Gala

Begeisterung für den Aargauer Wein

Begeisterung für den Aargauer Wein

Begeisterung für den Aargauer Wein

420 Personen geniessen im Badener «Martinsberg» die Harmonie von Teller und Glas

«Diese Weinliste erinnert mich an einen Kontoauszug, aber auf der Ausgabenseite», frotzelte Chefredaktorin Barbara Meier-Dittus von der Weinzeitschrift «Vinum». Mit gutem Grund: Während die Aargauer Spitzenköche die Hauptgänge so poesievoll beschrieben, dass einem das Wasser im Munde zusammenlief, beschränkten sich die Weinbauern auf die trockene Bezeichnung der Traubensorten. Womit der Beweis im Badener «Martinsberg» erbracht war, dass die Aargauer Rebbauern zwar hervorragende Tropfen und Spezialitäten keltern können, aber bei der Vermarktung noch Potenzial haben.
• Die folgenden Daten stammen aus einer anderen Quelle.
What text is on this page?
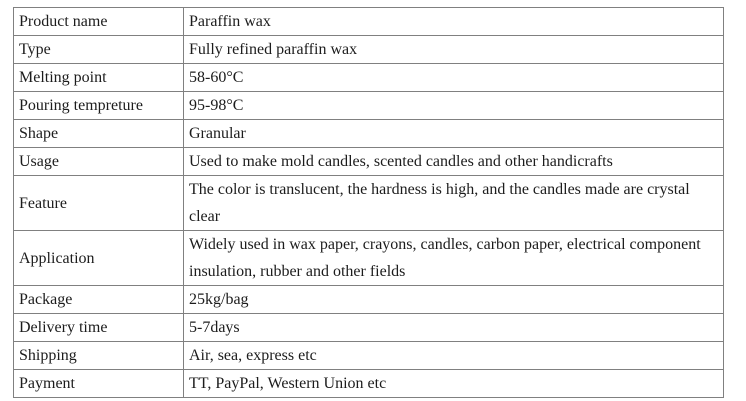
Product name	Paraffin wax
Type	Fully refined paraffin wax
Melting point	58-60°C
Pouring tempreture	95-98°C
Shape	Granular
Usage	Used to make mold candles, scented candles and other handicrafts
Feature	The color is translucent, the hardness is high, and the candles made are crystal clear
Application	Widely used in wax paper, crayons, candles, carbon paper, electrical component insulation, rubber and other fields
Package	25kg/bag
Delivery time	5-7days
Shipping	Air, sea, express etc
Payment	TT, PayPal, Western Union etc
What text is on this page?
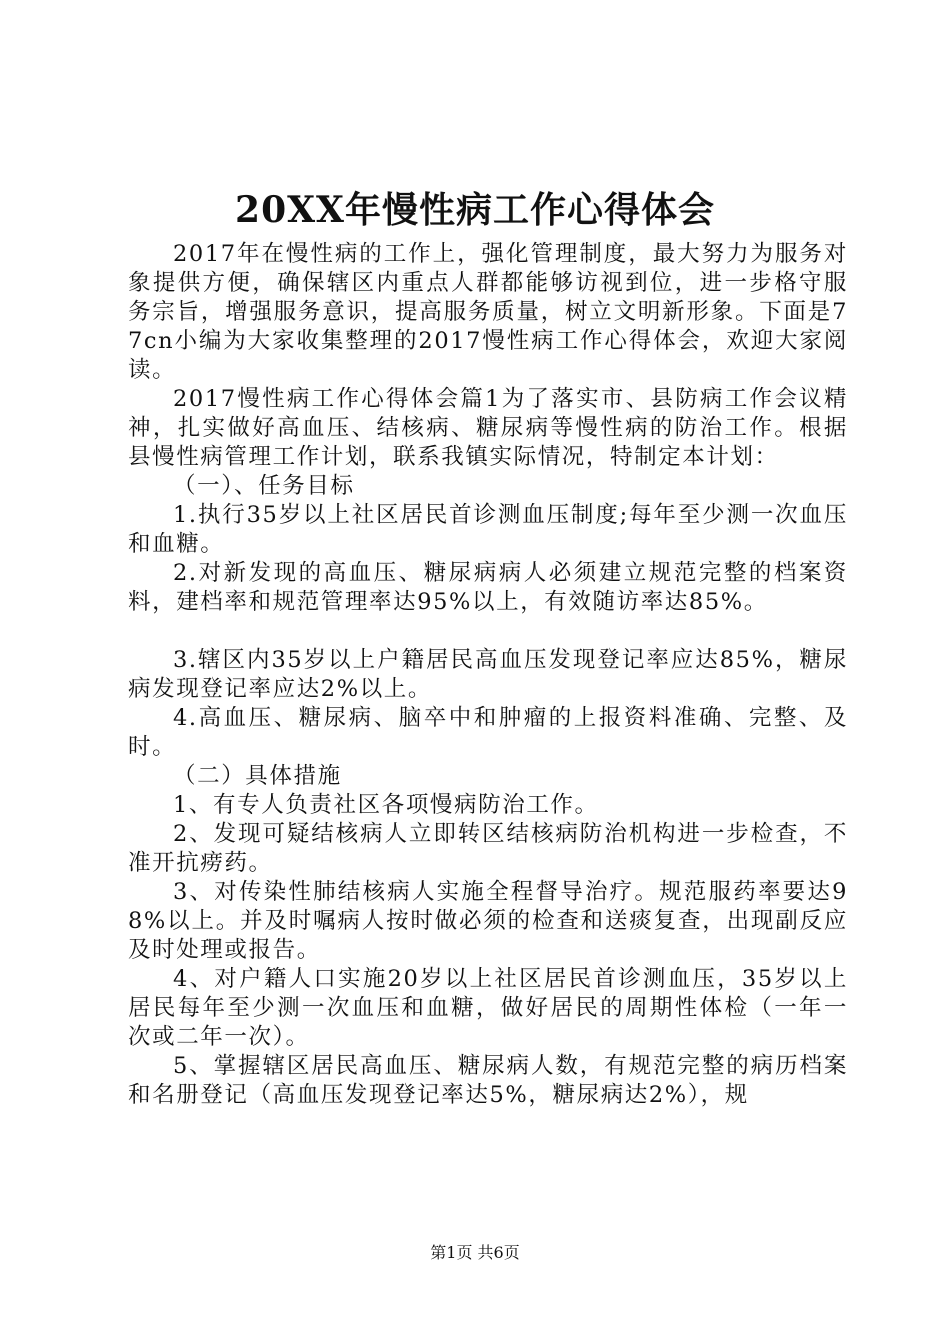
20XX年慢性病工作心得体会

2017年在慢性病的工作上，强化管理制度，最大努力为服务对象提供方便，确保辖区内重点人群都能够访视到位，进一步格守服务宗旨，增强服务意识，提高服务质量，树立文明新形象。下面是77cn小编为大家收集整理的2017慢性病工作心得体会，欢迎大家阅读。

2017慢性病工作心得体会篇1为了落实市、县防病工作会议精神，扎实做好高血压、结核病、糖尿病等慢性病的防治工作。根据县慢性病管理工作计划，联系我镇实际情况，特制定本计划：

（一）、任务目标

1.执行35岁以上社区居民首诊测血压制度;每年至少测一次血压和血糖。

2.对新发现的高血压、糖尿病病人必须建立规范完整的档案资料，建档率和规范管理率达95%以上，有效随访率达85%。

3.辖区内35岁以上户籍居民高血压发现登记率应达85%，糖尿病发现登记率应达2%以上。

4.高血压、糖尿病、脑卒中和肿瘤的上报资料准确、完整、及时。

（二）具体措施

1、有专人负责社区各项慢病防治工作。

2、发现可疑结核病人立即转区结核病防治机构进一步检查，不准开抗痨药。

3、对传染性肺结核病人实施全程督导治疗。规范服药率要达98%以上。并及时嘱病人按时做必须的检查和送痰复查，出现副反应及时处理或报告。

4、对户籍人口实施20岁以上社区居民首诊测血压，35岁以上居民每年至少测一次血压和血糖，做好居民的周期性体检（一年一次或二年一次）。

5、掌握辖区居民高血压、糖尿病人数，有规范完整的病历档案和名册登记（高血压发现登记率达5%，糖尿病达2%），规

第1页 共6页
Viele Konsumenten wissen überhaupt nicht, was unsere Rebberge so alles hergeben.

Winzer und Köche erzählen

Genau darum ist die Wein-Gala entstanden, die im festlichen Badener «Martinsberg» am Freitag mit 220, am Samstag mit 200 Gästen stattfand. Mit dem Festival der Sinne wurde ihnen viel geboten für die 170 Franken pro Person – ohne Sponsoren wäre der Betrag doppelt so hoch. Weil die Weinbauern am Mikrofon wie leere Flaschen sind, haben sie die besten Profis verpflichtet: Moderator Michael Sokoll, Programmleiter bei Radio Argovia, ist es ausgezeichnet gelungen, mit sympathischem und hartnäckigem Nachfragen die Winzer ebenso wie die Spitzenköche aus der Reserve zu locken. Erklärungen waren durchaus nötig, schon beim ersten Gang, dem «Wilden Schoggiburger mit Heubad und Wurst vom blauen Schweden» – von Koch Felix Schibli und den Lehrlingen freudig kreiert.

Vom Schaumwein bis zur Cuvée

Selbst für den Schaumwein zur Vorspeise braucht der Kenner die italienische Weinkarte nicht, es gibt auch bei uns 200 Schaumweine, jene von Weinbau Wehrli in Küttigen und Wetzel in Würenlos bewiesen, dass sie dem Vergleich standhalten können. Bei den drei Sauvignons blancs waren die starken Unterschiede in Nase und Gaumen spannend. Zum Essen mit Fisch passte der Schinznacher am besten. Will sich ein Weisswein zuerst nicht so richtig öffnen, empfiehlt die Spezialistin das Umleeren in eine schmale Karaffe.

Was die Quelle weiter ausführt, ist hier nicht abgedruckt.